Is it a smart idea to keep the water in a nano seperate from the water in my main?
I was thinking about doing a water change in my main and using that water to start the nano. I figured that would help boost the bacteria. Then I thought that might not be the best idea.
What does everyone else think? Oh, the nano is a 20 gallon and I will start it out with some LR from my main.
When you ask about keeping the water seperate, are you talking about using a common sump, or just using the water from the one to start the other? I have no experience with common sump, but I imagine there are pros and cons. You'd have one place to do all water changes, one place for all additives, and larger water volume so maintaining a balance may be easier. But anything that goes wrong affects all. I plan to try it sometime.
But if you're talking about using water from one to start another, I've done that before. You still want to cycle the tank somehow, depending on how you setup the sump, before you add a lot of livestock.
I wasn't thinking a common sump, although I have thought about that before.
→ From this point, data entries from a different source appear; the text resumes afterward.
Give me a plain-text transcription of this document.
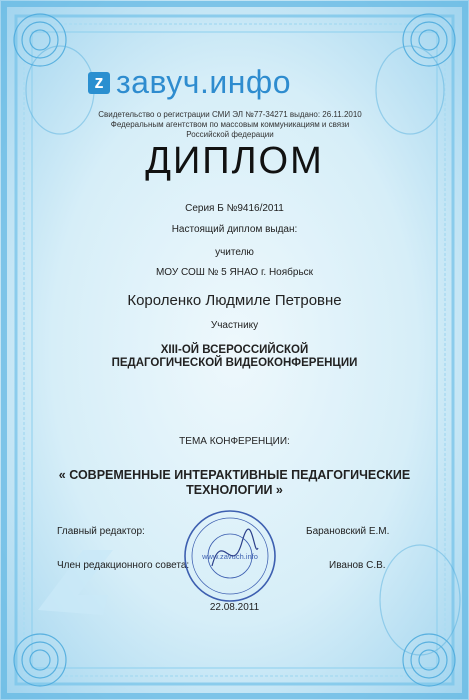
z завуч.инфо
Свидетельство о регистрации СМИ ЭЛ №77-34271 выдано: 26.11.2010
Федеральным агентством по массовым коммуникациям и связи
Российской федерации
ДИПЛОМ
Серия Б №9416/2011
Настоящий диплом выдан:
учителю
МОУ СОШ № 5 ЯНАО г. Ноябрьск
Короленко Людмиле Петровне
Участнику
XIII-ОЙ ВСЕРОССИЙСКОЙ
ПЕДАГОГИЧЕСКОЙ ВИДЕОКОНФЕРЕНЦИИ
ТЕМА КОНФЕРЕНЦИИ:
« СОВРЕМЕННЫЕ ИНТЕРАКТИВНЫЕ ПЕДАГОГИЧЕСКИЕ
ТЕХНОЛОГИИ »
Главный редактор:	Барановский Е.М.
Член редакционного совета:	Иванов С.В.
www.zavuch.info
22.08.2011
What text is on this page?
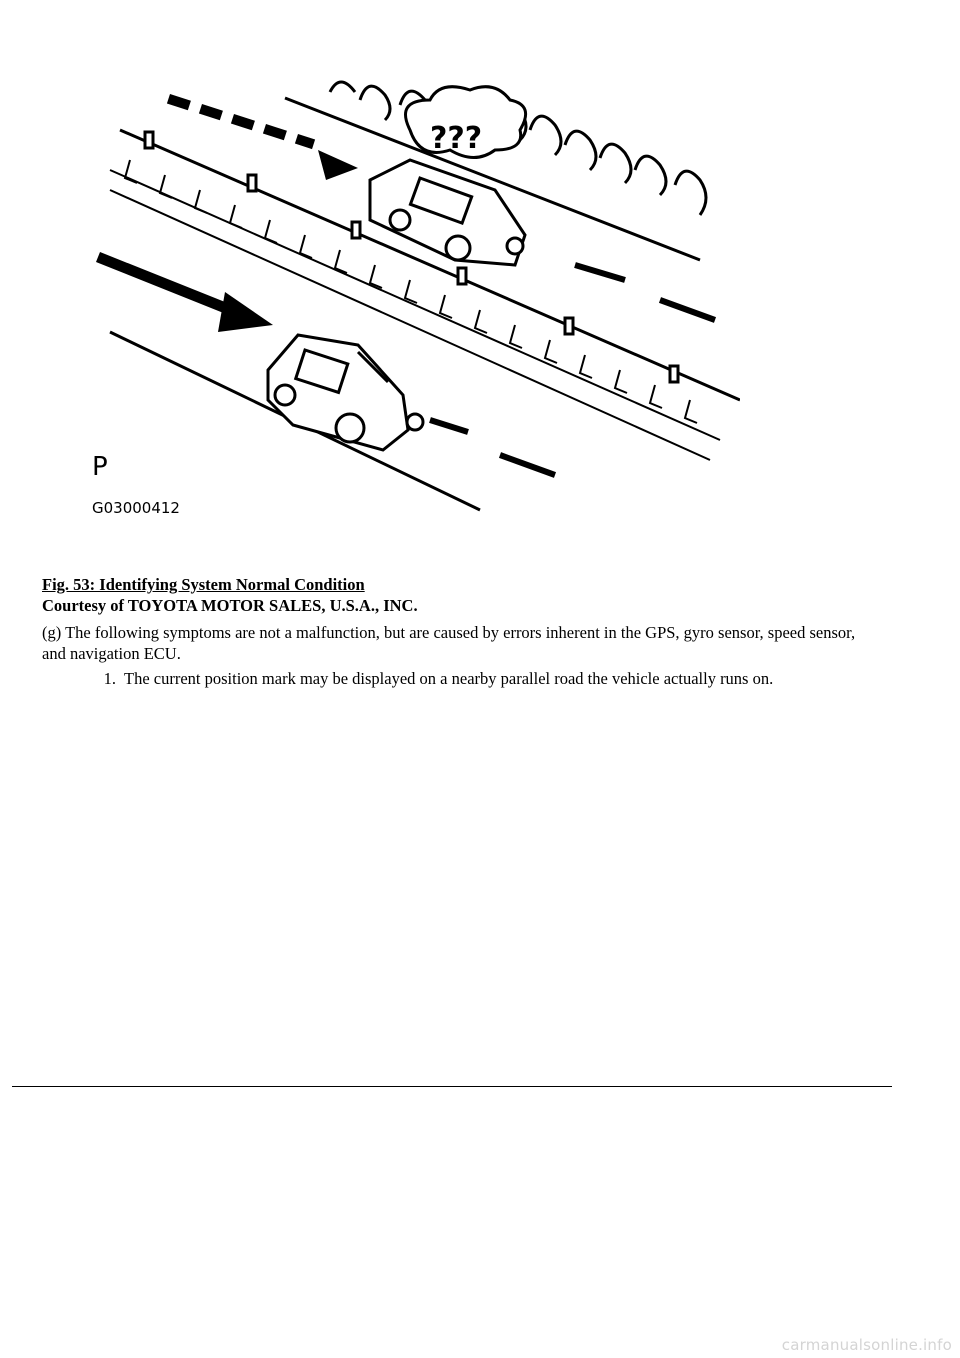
???
P
G03000412
Fig. 53: Identifying System Normal Condition
Courtesy of TOYOTA MOTOR SALES, U.S.A., INC.
(g) The following symptoms are not a malfunction, but are caused by errors inherent in the GPS, gyro sensor, speed sensor, and navigation ECU.
1. The current position mark may be displayed on a nearby parallel road the vehicle actually runs on.
carmanualsonline.info
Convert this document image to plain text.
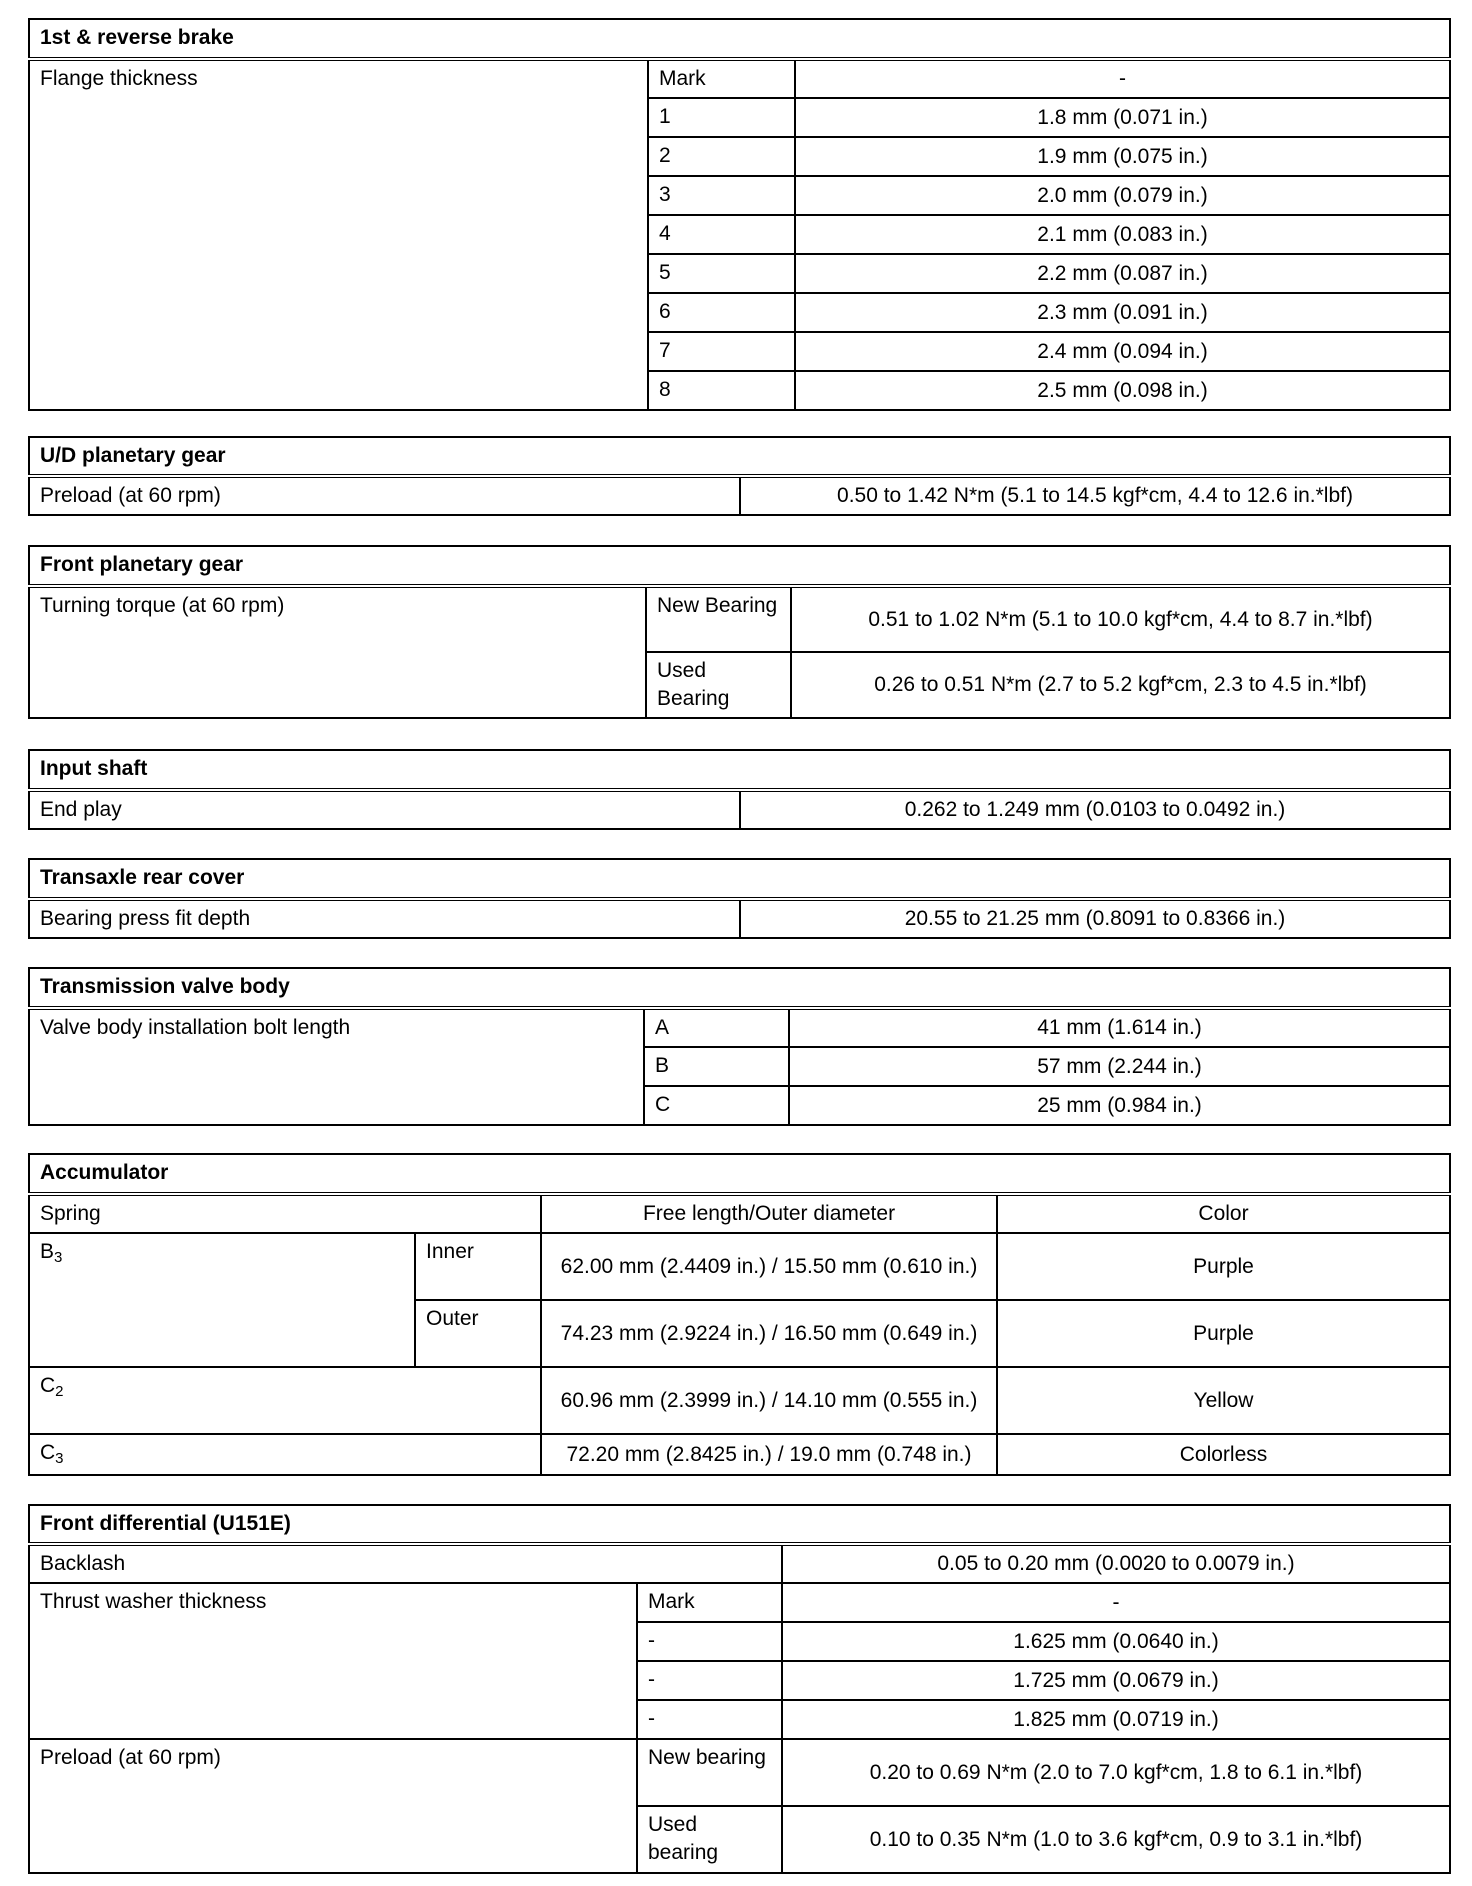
1st & reverse brake		
Flange thickness	Mark	-
	1	1.8 mm (0.071 in.)
	2	1.9 mm (0.075 in.)
	3	2.0 mm (0.079 in.)
	4	2.1 mm (0.083 in.)
	5	2.2 mm (0.087 in.)
	6	2.3 mm (0.091 in.)
	7	2.4 mm (0.094 in.)
	8	2.5 mm (0.098 in.)
U/D planetary gear
Preload (at 60 rpm)	0.50 to 1.42 N*m (5.1 to 14.5 kgf*cm, 4.4 to 12.6 in.*lbf)
Front planetary gear		
Turning torque (at 60 rpm)	New Bearing	0.51 to 1.02 N*m (5.1 to 10.0 kgf*cm, 4.4 to 8.7 in.*lbf)
	Used Bearing	0.26 to 0.51 N*m (2.7 to 5.2 kgf*cm, 2.3 to 4.5 in.*lbf)
Input shaft
End play	0.262 to 1.249 mm (0.0103 to 0.0492 in.)
Transaxle rear cover
Bearing press fit depth	20.55 to 21.25 mm (0.8091 to 0.8366 in.)
Transmission valve body		
Valve body installation bolt length	A	41 mm (1.614 in.)
	B	57 mm (2.244 in.)
	C	25 mm (0.984 in.)
Accumulator			
Spring		Free length/Outer diameter	Color
$B_3$	Inner	62.00 mm (2.4409 in.) / 15.50 mm (0.610 in.)	Purple
	Outer	74.23 mm (2.9224 in.) / 16.50 mm (0.649 in.)	Purple
$C_2$		60.96 mm (2.3999 in.) / 14.10 mm (0.555 in.)	Yellow
$C_3$		72.20 mm (2.8425 in.) / 19.0 mm (0.748 in.)	Colorless
Front differential (U151E)		
Backlash		0.05 to 0.20 mm (0.0020 to 0.0079 in.)
Thrust washer thickness	Mark	-
	-	1.625 mm (0.0640 in.)
	-	1.725 mm (0.0679 in.)
	-	1.825 mm (0.0719 in.)
Preload (at 60 rpm)	New bearing	0.20 to 0.69 N*m (2.0 to 7.0 kgf*cm, 1.8 to 6.1 in.*lbf)
	Used bearing	0.10 to 0.35 N*m (1.0 to 3.6 kgf*cm, 0.9 to 3.1 in.*lbf)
I wanted to use the water from my water change to fill the nano. I figure it will still cycle, but the bacteria in the water column would help I imagine. Plus it would save me some salt... I also thought it would help when moving stuff between tanks to have the water very similar. Although I'm sure that they won't stay similar for that long.
I also thought about doing 25-50% changes on the nano weekly with water from my main. Anyone else doing this?
I guess it depends on what your water change water looks like. I get some pretty icky water after I siphon the rocks and sand. But if you just take water out without stirring the gunk into the water column then it should be fine.
I often use water from water changes to start new tanks for H. Reidi fry. As long as you are conducting frequent water changes, there is no harm in it. It is actually beneficial as you are helping the cycle along. It COULD be a problem if your water has high nitrates etc. that is often common in neglected tanks.